Pormenores hiper-realistas à parte, o que interessa contar é que vou ter de a aconchegar na cama, porque adormeceu, e de o ajudar a ele a pôr-se confortável, mas sem esconder que estou ansioso por me sentar ao computador: apetece-me, e imediatamente, porque ainda trago tudo muito vivo no espírito, principiar a escrever um texto - este texto - acerca da sessão de cinema de onde venho.

Gostei de conhecer Carlos Vaz Marques, o convidado: cala-me sempre fundo encontrar mais uma dessas pessoas admiráveis que, no interior de uma agenda preenchidíssima, encontram sempre tempo e disposição para aceitar um convite simples, de um clube escolar.

E valeu a pena ter visto o filme de Gus van Sant, Elephant, que não conhecia e me surpreendeu pelo tipo de abordagem de um assassínio em massa praticado por dois jovens.

O mais brutal dos acontecimentos, e o mais emotivo, é visto, paradoxalmente, através de um olhar despido de emoção, como se fosse um robot ou um extra-terrestre a observar as situações, curiosa mas friamente.

As cenas mais corriqueiras são demoradamente perscrutadas por esse olhar, o qual não criaafinidade com nada ou ninguém: nenhuma empatia permite que nos identifiquemos com as personagens. Ou, sequer, que cheguemos a odiar os maus. E se essa ausência de filtro nos perturba, ela vem instalar uma certa banalidade (mas, mais ainda do que essa banalidade tantas vezes referida, estabelece um vazio do afecto, de afectos).

Tudo parece gratuito - e, afinal, nada é gratuito; há sentidos que nos escapam, enigmáticos ou, como lembrava Carlos V. Marques, intuídos em alguns sinais, como pontas soltas, indícios que não se chegam a completar, meras possibilidades que o realizador não fecha nem esgota.

O debate que se seguiu, vivíssimo, foi dos mais interessantes a que o clube já assistiu: diria que Sicko e Elephant foram, este ano lectivo, desse ponto de vista, dos filmes mais provocadores e estimulantes.

Também no debate nada foi gratuito, e tudo serviu para o tornar um momento riquíssimo de conversa, partilha e discussão: que o Eça não tivesse apreciado o filme e o considerasse pretensioso, que a Luísa, amiga de há muito do Carlos, conseguisse fazer a ginástica que fez para o reencontrar, que Elisa, ex-professora do nosso convidado, tivesse saído mais cedo do Pedagógico para o outro grande reencontro da tarde, que um grupo não suportasse mais tempo o filme e abandonasse a sala a meio, que os gostos fossem diferentes, que as perspectivas fossem múltiplas - à imagem do próprio elefante que seria diferentemente percepcionado e descrito por cada um dos cegos à volta dele.

Nós fomos os cegos diante de Elephant.

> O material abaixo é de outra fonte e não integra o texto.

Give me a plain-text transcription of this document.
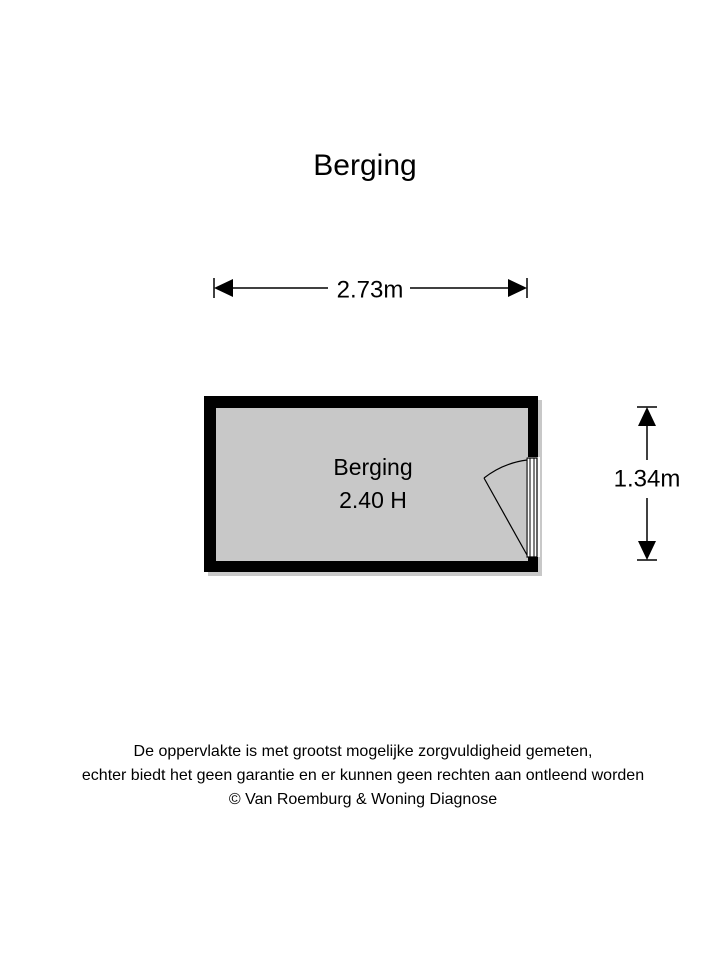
Berging
2.73m
1.34m
Berging
2.40 H
De oppervlakte is met grootst mogelijke zorgvuldigheid gemeten,
echter biedt het geen garantie en er kunnen geen rechten aan ontleend worden
© Van Roemburg & Woning Diagnose
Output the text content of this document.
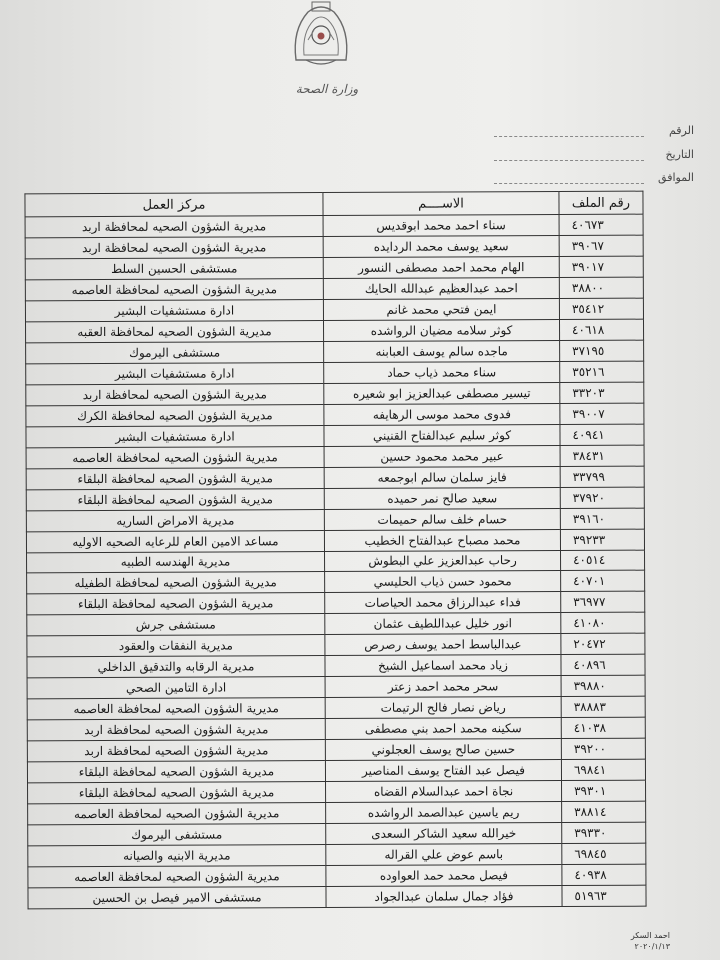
وزارة الصحة
الرقم
التاريخ
الموافق
رقم الملف	الاســــم	مركز العمل
٤٠٦٧٣	سناء احمد محمد ابوقديس	مديرية الشؤون الصحيه لمحافظة اربد
٣٩٠٦٧	سعيد يوسف محمد الردايده	مديرية الشؤون الصحيه لمحافظة اربد
٣٩٠١٧	الهام محمد احمد مصطفى النسور	مستشفى الحسين السلط
٣٨٨٠٠	احمد عبدالعظيم عبدالله الحايك	مديرية الشؤون الصحيه لمحافظة العاصمه
٣٥٤١٢	ايمن فتحي محمد غانم	ادارة مستشفيات البشير
٤٠٦١٨	كوثر سلامه مضيان الرواشده	مديرية الشؤون الصحيه لمحافظة العقبه
٣٧١٩٥	ماجده سالم يوسف العبابنه	مستشفى اليرموك
٣٥٢١٦	سناء محمد ذياب حماد	ادارة مستشفيات البشير
٣٣٢٠٣	تيسير مصطفى عبدالعزيز ابو شعيره	مديرية الشؤون الصحيه لمحافظة اربد
٣٩٠٠٧	فدوى محمد موسى الرهايفه	مديرية الشؤون الصحيه لمحافظة الكرك
٤٠٩٤١	كوثر سليم عبدالفتاح القنيني	ادارة مستشفيات البشير
٣٨٤٣١	عبير محمد محمود حسين	مديرية الشؤون الصحيه لمحافظة العاصمه
٣٣٧٩٩	فايز سلمان سالم ابوجمعه	مديرية الشؤون الصحيه لمحافظة البلقاء
٣٧٩٢٠	سعيد صالح نمر حميده	مديرية الشؤون الصحيه لمحافظة البلقاء
٣٩١٦٠	حسام خلف سالم حميمات	مديرية الامراض الساريه
٣٩٢٣٣	محمد مصباح عبدالفتاح الخطيب	مساعد الامين العام للرعايه الصحيه الاوليه
٤٠٥١٤	رحاب عبدالعزيز علي البطوش	مديرية الهندسه الطبيه
٤٠٧٠١	محمود حسن ذياب الحليسي	مديرية الشؤون الصحيه لمحافظة الطفيله
٣٦٩٧٧	فداء عبدالرزاق محمد الحياصات	مديرية الشؤون الصحيه لمحافظة البلقاء
٤١٠٨٠	انور خليل عبداللطيف عثمان	مستشفى جرش
٢٠٤٧٢	عبدالباسط احمد يوسف رصرص	مديرية النفقات والعقود
٤٠٨٩٦	زياد محمد اسماعيل الشيخ	مديرية الرقابه والتدقيق الداخلي
٣٩٨٨٠	سحر محمد احمد زعتر	ادارة التامين الصحي
٣٨٨٨٣	رياض نصار فالح الرتيمات	مديرية الشؤون الصحيه لمحافظة العاصمه
٤١٠٣٨	سكينه محمد احمد بني مصطفى	مديرية الشؤون الصحيه لمحافظة اربد
٣٩٢٠٠	حسين صالح يوسف العجلوني	مديرية الشؤون الصحيه لمحافظة اربد
٦٩٨٤١	فيصل عبد الفتاح يوسف المناصير	مديرية الشؤون الصحيه لمحافظة البلقاء
٣٩٣٠١	نجاة احمد عبدالسلام القضاه	مديرية الشؤون الصحيه لمحافظة البلقاء
٣٨٨١٤	ريم ياسين عبدالصمد الرواشده	مديرية الشؤون الصحيه لمحافظة العاصمه
٣٩٣٣٠	خيرالله سعيد الشاكر السعدى	مستشفى اليرموك
٦٩٨٤٥	باسم عوض علي القراله	مديرية الابنيه والصيانه
٤٠٩٣٨	فيصل محمد حمد العواوده	مديرية الشؤون الصحيه لمحافظة العاصمه
٥١٩٦٣	فؤاد جمال سلمان عبدالجواد	مستشفى الامير فيصل بن الحسين
احمد السكر
٢٠٢٠/١/١٣
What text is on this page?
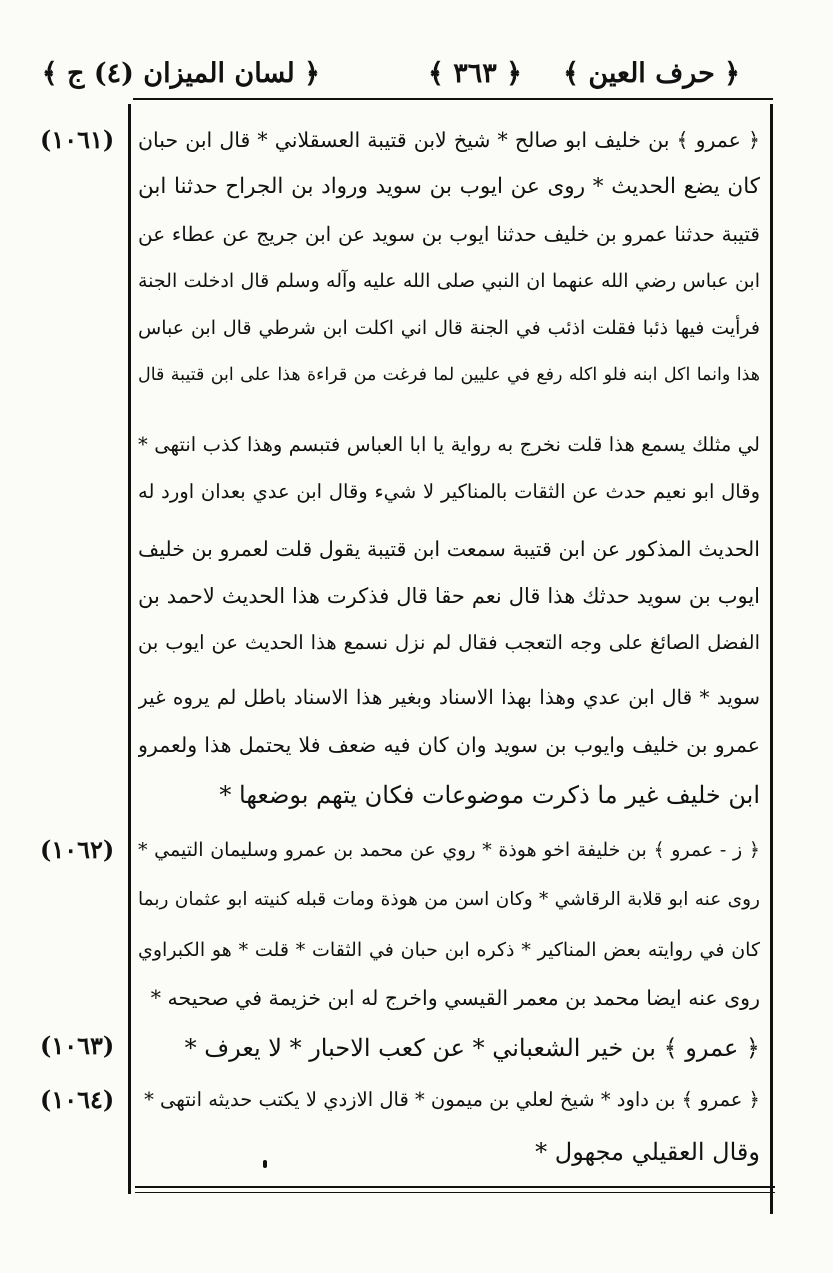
﴿ حرف العين ﴾
﴿ ٣٦٣ ﴾
﴿ لسان الميزان (٤) ج ﴾
(١٠٦١)
(١٠٦٢)
(١٠٦٣)
(١٠٦٤)
﴿ عمرو ﴾ بن خليف ابو صالح * شيخ لابن قتيبة العسقلاني * قال ابن حبان
كان يضع الحديث * روى عن ايوب بن سويد ورواد بن الجراح حدثنا ابن
قتيبة حدثنا عمرو بن خليف حدثنا ايوب بن سويد عن ابن جريج عن عطاء عن
ابن عباس رضي الله عنهما ان النبي صلى الله عليه وآله وسلم قال ادخلت الجنة
فرأيت فيها ذئبا فقلت اذئب في الجنة قال اني اكلت ابن شرطي قال ابن عباس
هذا وانما اكل ابنه فلو اكله رفع في عليين لما فرغت من قراءة هذا على ابن قتيبة قال
لي مثلك يسمع هذا قلت نخرج به رواية يا ابا العباس فتبسم وهذا كذب انتهى *
وقال ابو نعيم حدث عن الثقات بالمناكير لا شيء وقال ابن عدي بعدان اورد له
الحديث المذكور عن ابن قتيبة سمعت ابن قتيبة يقول قلت لعمرو بن خليف
ايوب بن سويد حدثك هذا قال نعم حقا قال فذكرت هذا الحديث لاحمد بن
الفضل الصائغ على وجه التعجب فقال لم نزل نسمع هذا الحديث عن ايوب بن
سويد * قال ابن عدي وهذا بهذا الاسناد وبغير هذا الاسناد باطل لم يروه غير
عمرو بن خليف وايوب بن سويد وان كان فيه ضعف فلا يحتمل هذا ولعمرو
ابن خليف غير ما ذكرت موضوعات فكان يتهم بوضعها *
﴿ ز - عمرو ﴾ بن خليفة اخو هوذة * روي عن محمد بن عمرو وسليمان التيمي *
روى عنه ابو قلابة الرقاشي * وكان اسن من هوذة ومات قبله كنيته ابو عثمان ربما
كان في روايته بعض المناكير * ذكره ابن حبان في الثقات * قلت * هو الكبراوي
روى عنه ايضا محمد بن معمر القيسي واخرج له ابن خزيمة في صحيحه *
﴿ عمرو ﴾ بن خير الشعباني * عن كعب الاحبار * لا يعرف *
﴿ عمرو ﴾ بن داود * شيخ لعلي بن ميمون * قال الازدي لا يكتب حديثه انتهى *
وقال العقيلي مجهول *
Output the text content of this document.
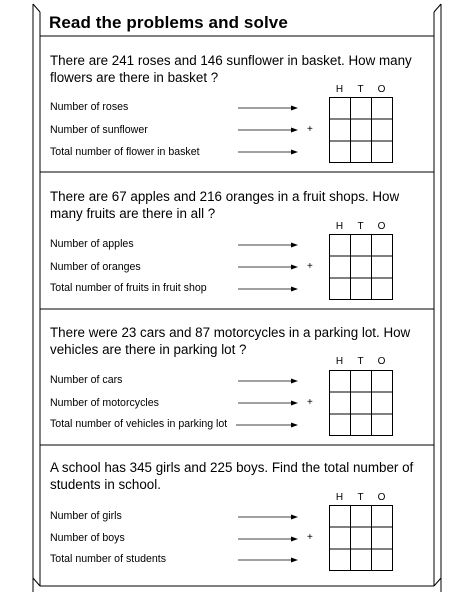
Read the problems and solve
There are 241 roses and 146 sunflower in basket. How many flowers are there in basket ?
H	T	O
Number of roses
Number of sunflower
Total number of flower in basket
+
There are 67 apples and 216 oranges in a fruit shops. How many fruits are there in all ?
H	T	O
Number of apples
Number of oranges
Total number of fruits in fruit shop
+
There were 23 cars and 87 motorcycles in a parking lot. How vehicles are there in parking lot ?
H	T	O
Number of cars
Number of motorcycles
Total number of vehicles in parking lot
+
A school has 345 girls and 225 boys. Find the total number of students in school.
H	T	O
Number of girls
Number of boys
Total number of students
+
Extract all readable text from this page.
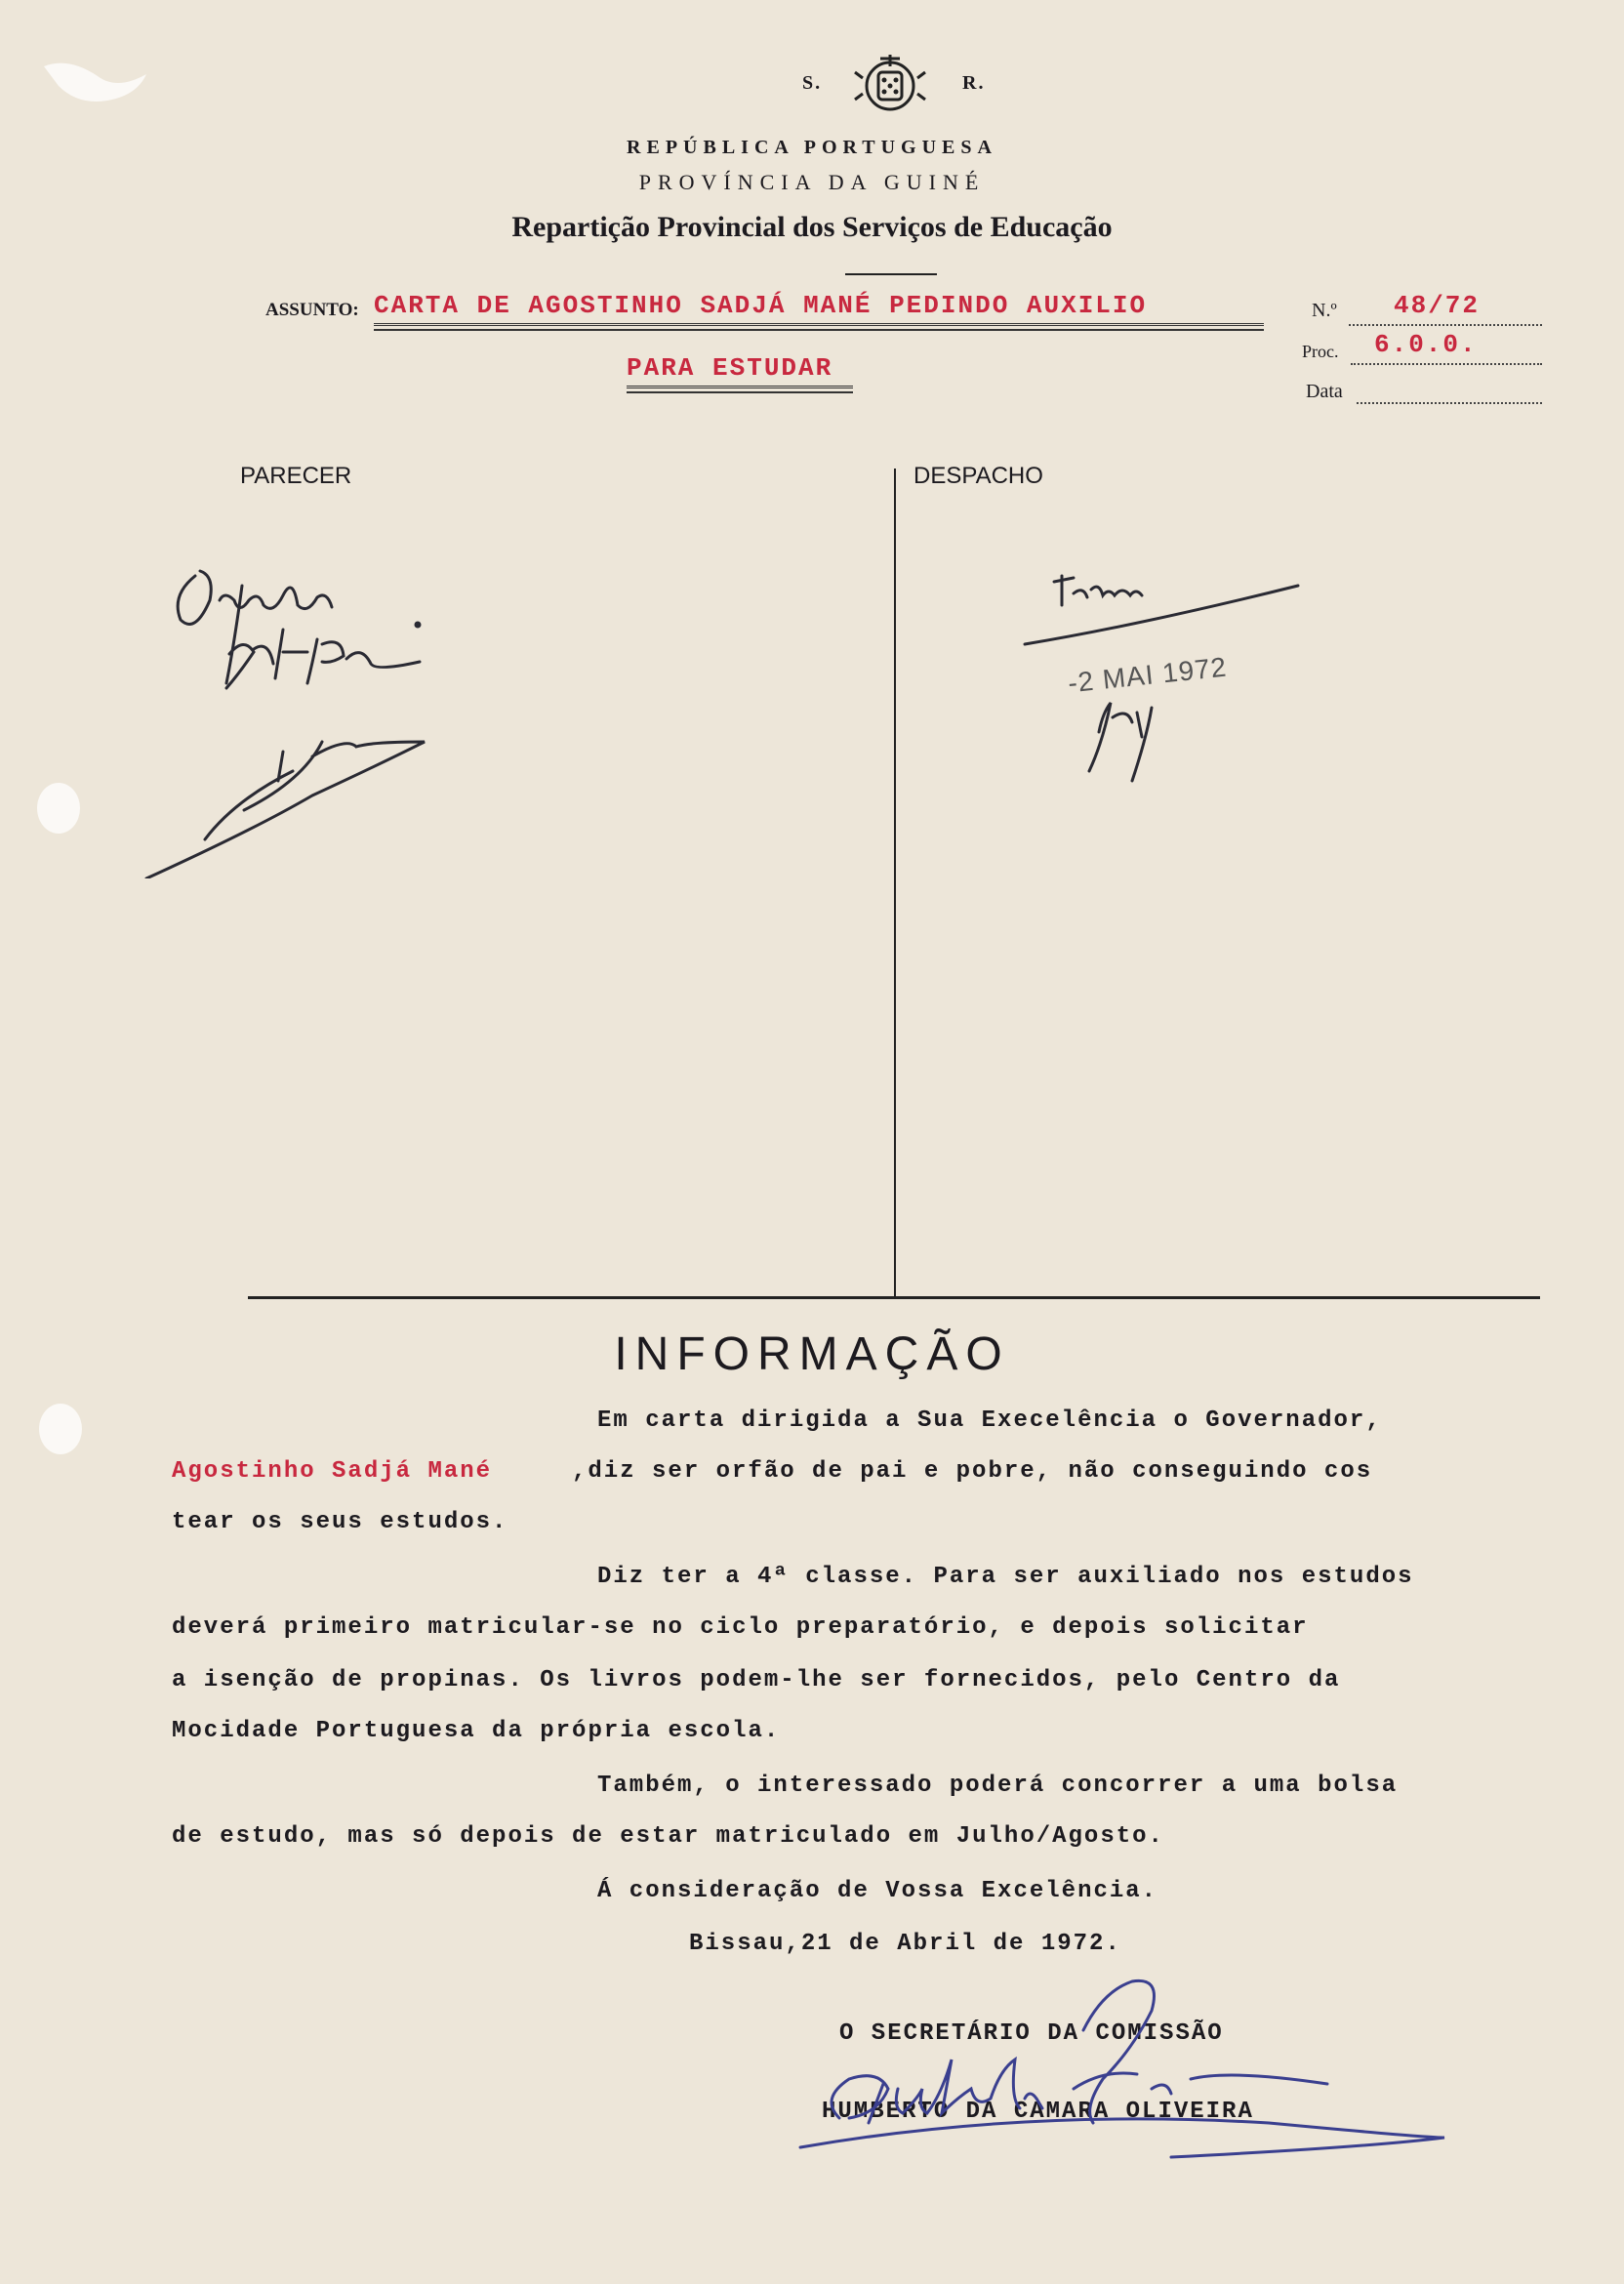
S.	R.
REPÚBLICA PORTUGUESA
PROVÍNCIA DA GUINÉ
Repartição Provincial dos Serviços de Educação
ASSUNTO: CARTA DE AGOSTINHO SADJÁ MANÉ PEDINDO AUXILIO
PARA ESTUDAR
N.º 48/72
Proc. 6.0.0.
Data
PARECER	DESPACHO
-2 MAI 1972
INFORMAÇÃO
Em carta dirigida a Sua Execelência o Governador,
Agostinho Sadjá Mané	,diz ser orfão de pai e pobre, não conseguindo cos
tear os seus estudos.
Diz ter a 4ª classe. Para ser auxiliado nos estudos
deverá primeiro matricular-se no ciclo preparatório, e depois solicitar
a isenção de propinas. Os livros podem-lhe ser fornecidos, pelo Centro da
Mocidade Portuguesa da própria escola.
Também, o interessado poderá concorrer a uma bolsa
de estudo, mas só depois de estar matriculado em Julho/Agosto.
Á consideração de Vossa Excelência.
Bissau,21 de Abril de 1972.
O SECRETÁRIO DA COMISSÃO
HUMBERTO DA CAMARA OLIVEIRA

E a verdade é que, de ângulos diferentes, segundo diferentes gostos, compusemos um possível puzzle.

Nós fomos os cegos, e vimos muito bem.

Obrigado, Carlos, e até breve.

segunda-feira, 2 de novembro de 2009

O Clube de Cinema convida o jornalista Carlos Vaz Marques

"O filme que vos proponho para a sessão da próxima quarta-feira é o «Elephant», de Gus Van Sant.



É um filme «sobre» a escola e passa-se em ambiente escolar.
Escolho-o por ser um filme de que gosto muitíssimo, por ter múltiplas abordagens possíveis, por levantar uma questão pertinente e por ser esteticamente notável.
Permite-nos falar do tema e da linguagem em que ele é tratado.
Não é um filme fácil, segundo nenhum ponto de vista, mas creio que é um filme que oferece extraordinárias recompensas a quem tiver disponibilidade para ele."

Carlos Vaz Marques

O filme passa às 14h30 do dia 04 de Novembro, no Anfiteatro, e terá a presença do jornalista convidado para o debate.